Less vocal and less prominent were the waders (herons and egrets) hunting along the water edge. The wader's diet of invertebrates seized in mud and shallow water differs from the pelicans' and cormorants' habit of eating fish. Waders are long-term residents of Boulia's waterhole and will still be there after the pelicans and cormorants have departed. A number of juvenile white-neck herons from the latest breeding cycle were feeding in the waterhole and it would be interesting to see how many of them survive the coming drier times.

On the first morning in Boulia we visited the Information Centre which concentrates on the Min Min Light occasionally seen in the Boulia area and not explained. We had a brief look around the township which is very small with a well maintained main street. We also drove to the rodeo ground hoping to see somebody practicing camel riding in preparation for the forthcoming race.
Boulia Shire Hall Boulia Shire Hall.

River River - dry, sandy bed with river red gum growing along the bank.

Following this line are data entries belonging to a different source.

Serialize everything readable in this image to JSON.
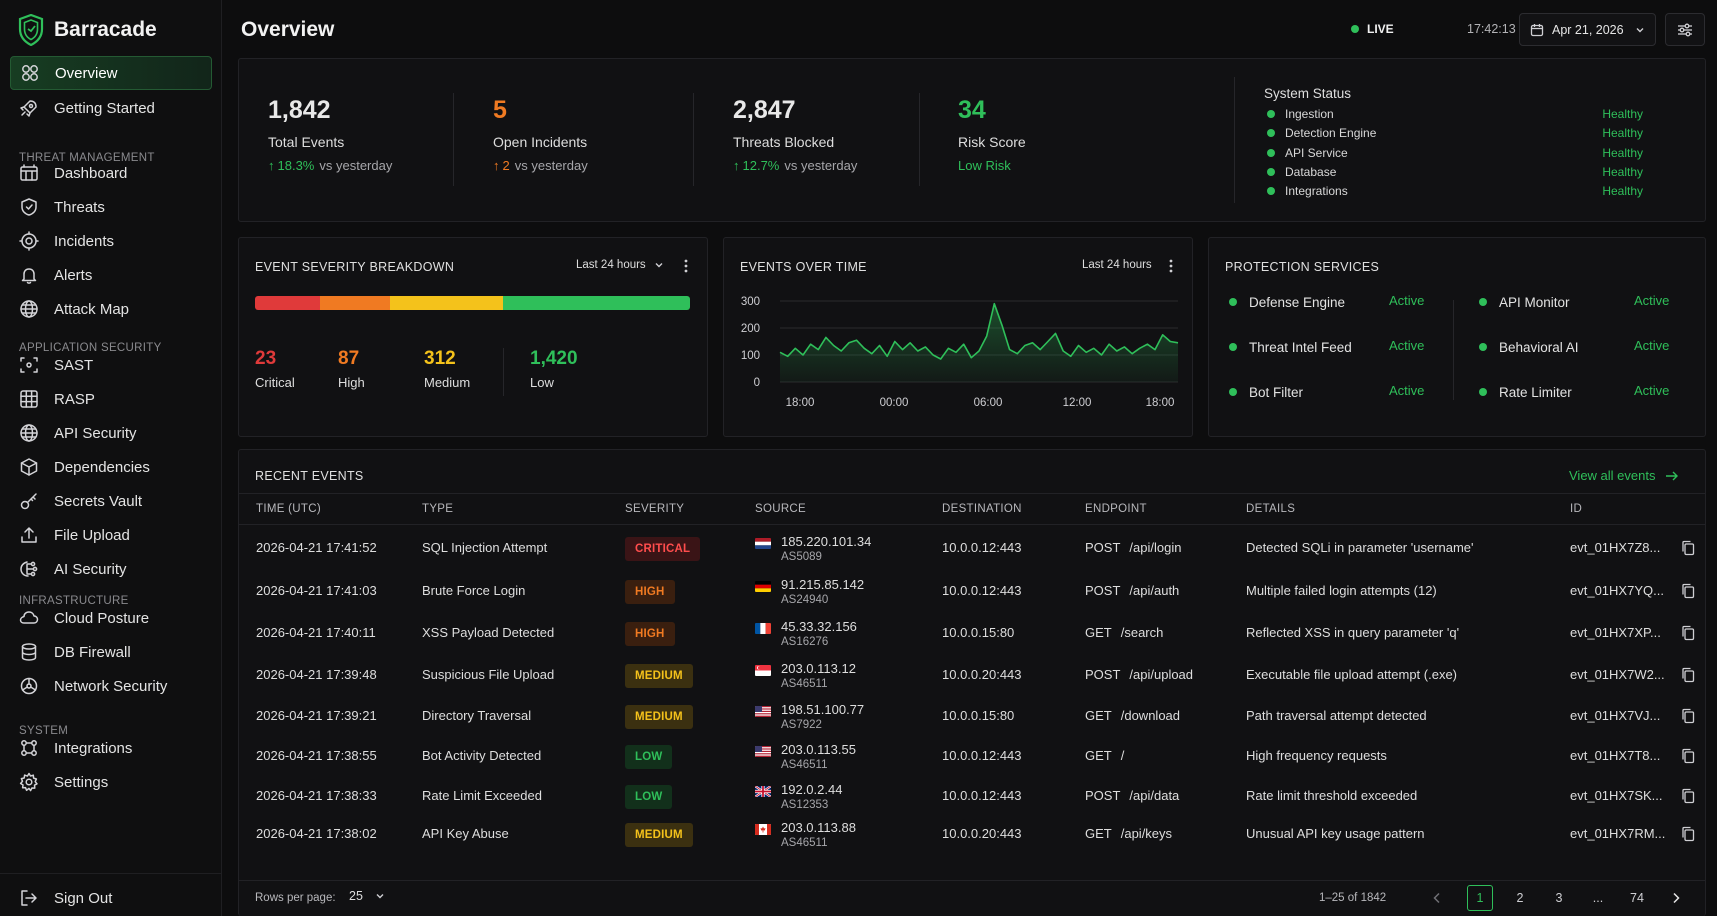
{
  "app": {
    "name": "Barracade"
  },
  "colors": {
    "accent": "#2fbf5a",
    "critical": "#e03a3a",
    "high": "#f07a22",
    "medium": "#f4c21b",
    "low": "#2fbf5a"
  },
  "sidebar": {
    "top": [
      {
        "label": "Overview",
        "icon": "grid-icon",
        "active": true
      },
      {
        "label": "Getting Started",
        "icon": "rocket-icon"
      }
    ],
    "sections": [
      {
        "label": "THREAT MANAGEMENT",
        "items": [
          {
            "label": "Dashboard",
            "icon": "dashboard-icon"
          },
          {
            "label": "Threats",
            "icon": "shield-icon"
          },
          {
            "label": "Incidents",
            "icon": "incident-icon"
          },
          {
            "label": "Alerts",
            "icon": "bell-icon"
          },
          {
            "label": "Attack Map",
            "icon": "globe-icon"
          }
        ]
      },
      {
        "label": "APPLICATION SECURITY",
        "items": [
          {
            "label": "SAST",
            "icon": "scan-icon"
          },
          {
            "label": "RASP",
            "icon": "grid-box-icon"
          },
          {
            "label": "API Security",
            "icon": "globe-icon"
          },
          {
            "label": "Dependencies",
            "icon": "package-icon"
          },
          {
            "label": "Secrets Vault",
            "icon": "key-icon"
          },
          {
            "label": "File Upload",
            "icon": "upload-icon"
          },
          {
            "label": "AI Security",
            "icon": "ai-icon"
          }
        ]
      },
      {
        "label": "INFRASTRUCTURE",
        "items": [
          {
            "label": "Cloud Posture",
            "icon": "cloud-icon"
          },
          {
            "label": "DB Firewall",
            "icon": "database-icon"
          },
          {
            "label": "Network Security",
            "icon": "network-icon"
          }
        ]
      },
      {
        "label": "SYSTEM",
        "items": [
          {
            "label": "Integrations",
            "icon": "integrations-icon"
          },
          {
            "label": "Settings",
            "icon": "gear-icon"
          }
        ]
      }
    ],
    "sign_out": "Sign Out"
  },
  "header": {
    "title": "Overview",
    "live": "LIVE",
    "time": "17:42:13 UTC",
    "date": "Apr 21, 2026"
  },
  "kpis": [
    {
      "value": "1,842",
      "label": "Total Events",
      "delta_arrow": "↑",
      "delta": "18.3%",
      "suffix": "vs yesterday",
      "tone": "green",
      "value_color": "#e8e8e8"
    },
    {
      "value": "5",
      "label": "Open Incidents",
      "delta_arrow": "↑",
      "delta": "2",
      "suffix": "vs yesterday",
      "tone": "orange",
      "value_color": "#f07a22"
    },
    {
      "value": "2,847",
      "label": "Threats Blocked",
      "delta_arrow": "↑",
      "delta": "12.7%",
      "suffix": "vs yesterday",
      "tone": "green",
      "value_color": "#e8e8e8"
    },
    {
      "value": "34",
      "label": "Risk Score",
      "delta_arrow": "",
      "delta": "Low Risk",
      "suffix": "",
      "tone": "green",
      "value_color": "#2fbf5a"
    }
  ],
  "system_status": {
    "title": "System Status",
    "items": [
      {
        "name": "Ingestion",
        "status": "Healthy"
      },
      {
        "name": "Detection Engine",
        "status": "Healthy"
      },
      {
        "name": "API Service",
        "status": "Healthy"
      },
      {
        "name": "Database",
        "status": "Healthy"
      },
      {
        "name": "Integrations",
        "status": "Healthy"
      }
    ]
  },
  "severity": {
    "title": "EVENT SEVERITY BREAKDOWN",
    "range": "Last 24 hours",
    "bar_shares": [
      0.15,
      0.16,
      0.26,
      0.43
    ],
    "items": [
      {
        "value": "23",
        "label": "Critical",
        "color": "#e03a3a"
      },
      {
        "value": "87",
        "label": "High",
        "color": "#f07a22"
      },
      {
        "value": "312",
        "label": "Medium",
        "color": "#f4c21b"
      },
      {
        "value": "1,420",
        "label": "Low",
        "color": "#2fbf5a"
      }
    ]
  },
  "events_over_time": {
    "title": "EVENTS OVER TIME",
    "range": "Last 24 hours",
    "chart_data": {
      "type": "area",
      "x_ticks": [
        "18:00",
        "00:00",
        "06:00",
        "12:00",
        "18:00"
      ],
      "y_ticks": [
        0,
        100,
        200,
        300
      ],
      "ylim": [
        0,
        300
      ],
      "values": [
        110,
        95,
        125,
        100,
        140,
        120,
        165,
        135,
        115,
        145,
        155,
        125,
        105,
        135,
        95,
        150,
        120,
        145,
        115,
        130,
        100,
        85,
        125,
        110,
        140,
        90,
        115,
        170,
        290,
        210,
        120,
        105,
        135,
        145,
        120,
        150,
        180,
        115,
        95,
        135,
        110,
        125,
        100,
        140,
        115,
        130,
        105,
        125,
        140,
        120,
        175,
        150,
        145
      ]
    }
  },
  "protection": {
    "title": "PROTECTION SERVICES",
    "left": [
      {
        "name": "Defense Engine",
        "status": "Active"
      },
      {
        "name": "Threat Intel Feed",
        "status": "Active"
      },
      {
        "name": "Bot Filter",
        "status": "Active"
      }
    ],
    "right": [
      {
        "name": "API Monitor",
        "status": "Active"
      },
      {
        "name": "Behavioral AI",
        "status": "Active"
      },
      {
        "name": "Rate Limiter",
        "status": "Active"
      }
    ]
  },
  "recent_events": {
    "title": "RECENT EVENTS",
    "view_all": "View all events",
    "columns": [
      "TIME (UTC)",
      "TYPE",
      "SEVERITY",
      "SOURCE",
      "DESTINATION",
      "ENDPOINT",
      "DETAILS",
      "ID"
    ],
    "rows": [
      {
        "time": "2026-04-21 17:41:52",
        "type": "SQL Injection Attempt",
        "severity": "CRITICAL",
        "flag": "nl",
        "ip": "185.220.101.34",
        "as": "AS5089",
        "dest": "10.0.0.12:443",
        "method": "POST",
        "path": "/api/login",
        "details": "Detected SQLi in parameter 'username'",
        "id": "evt_01HX7Z8..."
      },
      {
        "time": "2026-04-21 17:41:03",
        "type": "Brute Force Login",
        "severity": "HIGH",
        "flag": "de",
        "ip": "91.215.85.142",
        "as": "AS24940",
        "dest": "10.0.0.12:443",
        "method": "POST",
        "path": "/api/auth",
        "details": "Multiple failed login attempts (12)",
        "id": "evt_01HX7YQ..."
      },
      {
        "time": "2026-04-21 17:40:11",
        "type": "XSS Payload Detected",
        "severity": "HIGH",
        "flag": "fr",
        "ip": "45.33.32.156",
        "as": "AS16276",
        "dest": "10.0.0.15:80",
        "method": "GET",
        "path": "/search",
        "details": "Reflected XSS in query parameter 'q'",
        "id": "evt_01HX7XP..."
      },
      {
        "time": "2026-04-21 17:39:48",
        "type": "Suspicious File Upload",
        "severity": "MEDIUM",
        "flag": "sg",
        "ip": "203.0.113.12",
        "as": "AS46511",
        "dest": "10.0.0.20:443",
        "method": "POST",
        "path": "/api/upload",
        "details": "Executable file upload attempt (.exe)",
        "id": "evt_01HX7W2..."
      },
      {
        "time": "2026-04-21 17:39:21",
        "type": "Directory Traversal",
        "severity": "MEDIUM",
        "flag": "us",
        "ip": "198.51.100.77",
        "as": "AS7922",
        "dest": "10.0.0.15:80",
        "method": "GET",
        "path": "/download",
        "details": "Path traversal attempt detected",
        "id": "evt_01HX7VJ..."
      },
      {
        "time": "2026-04-21 17:38:55",
        "type": "Bot Activity Detected",
        "severity": "LOW",
        "flag": "us",
        "ip": "203.0.113.55",
        "as": "AS46511",
        "dest": "10.0.0.12:443",
        "method": "GET",
        "path": "/",
        "details": "High frequency requests",
        "id": "evt_01HX7T8..."
      },
      {
        "time": "2026-04-21 17:38:33",
        "type": "Rate Limit Exceeded",
        "severity": "LOW",
        "flag": "gb",
        "ip": "192.0.2.44",
        "as": "AS12353",
        "dest": "10.0.0.12:443",
        "method": "POST",
        "path": "/api/data",
        "details": "Rate limit threshold exceeded",
        "id": "evt_01HX7SK..."
      },
      {
        "time": "2026-04-21 17:38:02",
        "type": "API Key Abuse",
        "severity": "MEDIUM",
        "flag": "ca",
        "ip": "203.0.113.88",
        "as": "AS46511",
        "dest": "10.0.0.20:443",
        "method": "GET",
        "path": "/api/keys",
        "details": "Unusual API key usage pattern",
        "id": "evt_01HX7RM..."
      }
    ],
    "footer": {
      "rows_per_page_label": "Rows per page:",
      "rows_per_page": "25",
      "range_text": "1–25 of 1842",
      "pages": [
        "1",
        "2",
        "3",
        "...",
        "74"
      ],
      "current_page": "1"
    }
  }
}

One day I went to a waterhole about 25 kilometres from Boulia and reputed to have never run dry. Standing on a rock looking down on a deep water hole 50 metres long on the edge of the dry and dusty Mitchell Grass plains was an odd contrast. Nearby, down a rough track part of the Burke River contained water between river red gums. But the Burke River would dry up in a hot dry season, the waterhole was expected to retain water.
Police waterhole Police Barracks waterhole. This waterhole is supposed to never run dry; in the nineteenth century a police barracks was built here so the horses could have access to permanent water.